Des approches différentes semées aux législatives

Il y a donc là deux visions de la façon dont on doit exercer le pouvoir politique dans ces joutes électorales. La bataille a commencé depuis les élections législatives de juillet 2017. Elle est devenue cependant beaucoup plus visible après l’étape de la validation des candidatures par le Conseil constitutionnel.

Au sortir de ce choix, en effet, les choses sont devenues claires. Les deux camps se distinguent carrément. Tous les candidats considérés comme des politiciens professionnels recalés au niveau du parrainage sont allés rejoindre, soit Macky Sall ou Idrissa Seck, les deux autres candidats bénéficiant du soutien des autres recalés et considérés comme des néo-politiciens. Ainsi, l’architecte Pierre Goudiaby Atepa a décidé d’apporter son soutien à Ousmane Sonko, de même que l’ancien directeur général des douanes, Boubacar Camara.

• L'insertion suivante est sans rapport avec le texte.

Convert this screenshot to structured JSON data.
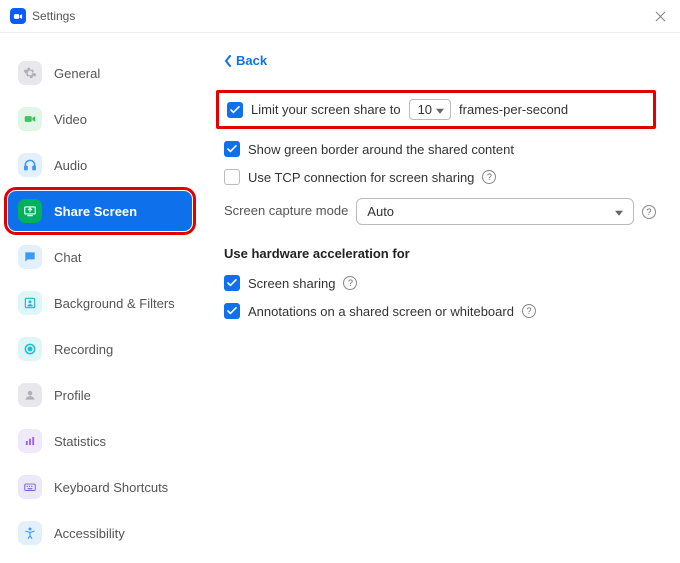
{
  "window": {
    "title": "Settings"
  },
  "sidebar": {
    "items": [
      {
        "label": "General",
        "icon_bg": "#E8E8EC",
        "icon_fg": "#B0B0B8"
      },
      {
        "label": "Video",
        "icon_bg": "#E2F6E7",
        "icon_fg": "#3BC55C"
      },
      {
        "label": "Audio",
        "icon_bg": "#E2F0FB",
        "icon_fg": "#3D98F4"
      },
      {
        "label": "Share Screen",
        "icon_bg": "#00B05C",
        "icon_fg": "#FFFFFF"
      },
      {
        "label": "Chat",
        "icon_bg": "#E2F0FB",
        "icon_fg": "#3D98F4"
      },
      {
        "label": "Background & Filters",
        "icon_bg": "#E0F5F7",
        "icon_fg": "#18C0D0"
      },
      {
        "label": "Recording",
        "icon_bg": "#E0F5F7",
        "icon_fg": "#18C0D0"
      },
      {
        "label": "Profile",
        "icon_bg": "#E8E8EC",
        "icon_fg": "#B0B0B8"
      },
      {
        "label": "Statistics",
        "icon_bg": "#F0E8FB",
        "icon_fg": "#9B59E8"
      },
      {
        "label": "Keyboard Shortcuts",
        "icon_bg": "#ECE7F9",
        "icon_fg": "#7560D9"
      },
      {
        "label": "Accessibility",
        "icon_bg": "#E2F0FB",
        "icon_fg": "#3D98F4"
      }
    ]
  },
  "content": {
    "back": "Back",
    "limit_fps": {
      "label_before": "Limit your screen share to",
      "value": "10",
      "label_after": "frames-per-second"
    },
    "green_border_label": "Show green border around the shared content",
    "tcp_label": "Use TCP connection for screen sharing",
    "capture_mode_label": "Screen capture mode",
    "capture_mode_value": "Auto",
    "hw_header": "Use hardware acceleration for",
    "hw_screen_share": "Screen sharing",
    "hw_annotations": "Annotations on a shared screen or whiteboard"
  }
}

Une campagne électorale d’un nouveau type

La campagne électorale actuelle va donc au-delà de la bataille pour une troisième alternance ou bien une victoire au premier tour du candidat de la majorité présidentielle. Elle est le champ d’une bataille entre les partisans de la continuité dans la manière dont on fait de la politique depuis les indépendances et une rupture totale avec des réformes fortes surtout dans le mode de gouvernance. Dans cette confrontation sans doute très difficile pour les néo-politiciens, parce que minoritaires dans le landerneau politique, ceux-ci pourront compter sur une population largement déçue par les politiciens professionnels. Le tollé constaté sur les réseaux sociaux à la suite de la décision prise par Aissata Tall Sall, une forte figure de l’opposition, de rejoindre la majorité présidentielle, après avoir été recalé par le Conseil constitutionnel, est sans doute une parfaite illustration de ce dépit. Cela dit, au-delà de ces considérations, la question est de savoir si les populations adhéreront suffisamment aux thèses des néo-politiciens pour leur prmettre de faire mouche. Premier (et dernier ?) épisode : le 24 février, au premier tour de la présidentielle.